In March 2009, the Government of Québec and the Brussels-Capital Region signed a cooperation program in the area of contaminated land rehabilitation.
The cooperation program emphasizes exchanges of expertise between the Brussels-Capital Region and large cities in Québec, which share an industrial past and a legacy of soil pollution. The first activity held under the new cooperative framework consisted in the participation of a delegation of experts from Brussels in Americana, an international environmental trade show held in Montréal in March.
The second cooperation-framework activity took place in December, in the form of a mission to Brussels by experts from Québec. Michel Beaulieu, a scientific adviser with the Ministère du Développement durable, de l’Environnement et des Parcs (MDDEP), is in charge of the cooperation program in Québec. He was accompanied by Diane Bouchard, environmental adviser with the City of Québec, and her City of Montréal counterpart, Josée Samson.
The three members of the Québec delegation wanted to find out more about good environmental practices applied in the Brussels-Capital Region.

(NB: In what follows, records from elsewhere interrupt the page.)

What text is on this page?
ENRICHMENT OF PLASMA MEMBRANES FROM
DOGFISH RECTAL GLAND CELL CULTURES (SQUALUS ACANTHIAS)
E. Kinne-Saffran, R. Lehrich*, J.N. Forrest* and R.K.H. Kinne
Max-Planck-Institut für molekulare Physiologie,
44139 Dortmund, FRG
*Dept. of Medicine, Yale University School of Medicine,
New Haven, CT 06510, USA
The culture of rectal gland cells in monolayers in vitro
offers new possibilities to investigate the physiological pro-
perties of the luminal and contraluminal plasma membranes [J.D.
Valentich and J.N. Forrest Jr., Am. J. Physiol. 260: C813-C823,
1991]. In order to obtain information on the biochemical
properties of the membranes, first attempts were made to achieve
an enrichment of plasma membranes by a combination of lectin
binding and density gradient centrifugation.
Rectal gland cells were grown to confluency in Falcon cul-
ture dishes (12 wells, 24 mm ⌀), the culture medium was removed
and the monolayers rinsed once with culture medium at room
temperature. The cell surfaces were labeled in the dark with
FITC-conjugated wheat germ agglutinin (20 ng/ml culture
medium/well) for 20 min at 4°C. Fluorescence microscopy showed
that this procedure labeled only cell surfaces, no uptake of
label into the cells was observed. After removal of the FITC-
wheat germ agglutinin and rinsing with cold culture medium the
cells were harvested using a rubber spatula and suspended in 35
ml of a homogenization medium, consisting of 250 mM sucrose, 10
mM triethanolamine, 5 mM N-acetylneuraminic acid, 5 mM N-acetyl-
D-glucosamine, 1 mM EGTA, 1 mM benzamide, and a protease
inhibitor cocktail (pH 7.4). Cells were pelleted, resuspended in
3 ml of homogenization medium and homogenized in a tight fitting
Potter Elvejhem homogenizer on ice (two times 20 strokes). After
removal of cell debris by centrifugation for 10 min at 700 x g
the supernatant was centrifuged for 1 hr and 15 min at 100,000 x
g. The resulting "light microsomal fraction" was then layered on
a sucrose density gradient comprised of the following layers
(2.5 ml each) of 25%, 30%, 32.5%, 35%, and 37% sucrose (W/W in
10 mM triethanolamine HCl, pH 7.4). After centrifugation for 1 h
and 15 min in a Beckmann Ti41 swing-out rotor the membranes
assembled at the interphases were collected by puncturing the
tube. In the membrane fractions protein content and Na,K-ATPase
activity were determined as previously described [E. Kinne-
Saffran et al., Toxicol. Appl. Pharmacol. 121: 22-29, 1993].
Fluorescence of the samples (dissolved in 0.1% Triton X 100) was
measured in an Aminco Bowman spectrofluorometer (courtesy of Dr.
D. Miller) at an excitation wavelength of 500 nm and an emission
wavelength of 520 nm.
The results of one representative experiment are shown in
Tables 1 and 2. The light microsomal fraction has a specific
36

They were welcomed by Jean-Pierre Janssen, Head of the Environmental and Soil Policy Division at the Brussels Institute for Management of the Environment (IBGE), who is in charge of the cooperation program in Brussels. He gave the Québec delegation an overview of Belgian practices and explained the situation in Brussels. He also called on experts from two other regions, employed by OVAM, the public corporation that looks after waste in the Flemish Region, and by the Walloon waste office.
Rehabilitating polluted soil involves reusing land and compulsory measurements aimed at protecting the environment and future users. Contaminated soil is more than just an environmental issue: solving the problem requires close collaboration between stakeholders in a variety of sectors.
In order to identify winning solutions, it is important to study different approaches and share best practices.
According to the prestigious magazine The Economist, Brussels is one of the world’s ten greenest cities, and number 5 (out of 30) in terms of CO2 emissions per capita. Québec has the best per-capita figure in Canada. As both partners share the key value of respect for the environment, their cooperation in the area of land rehabilitation promises to generate highly positive results.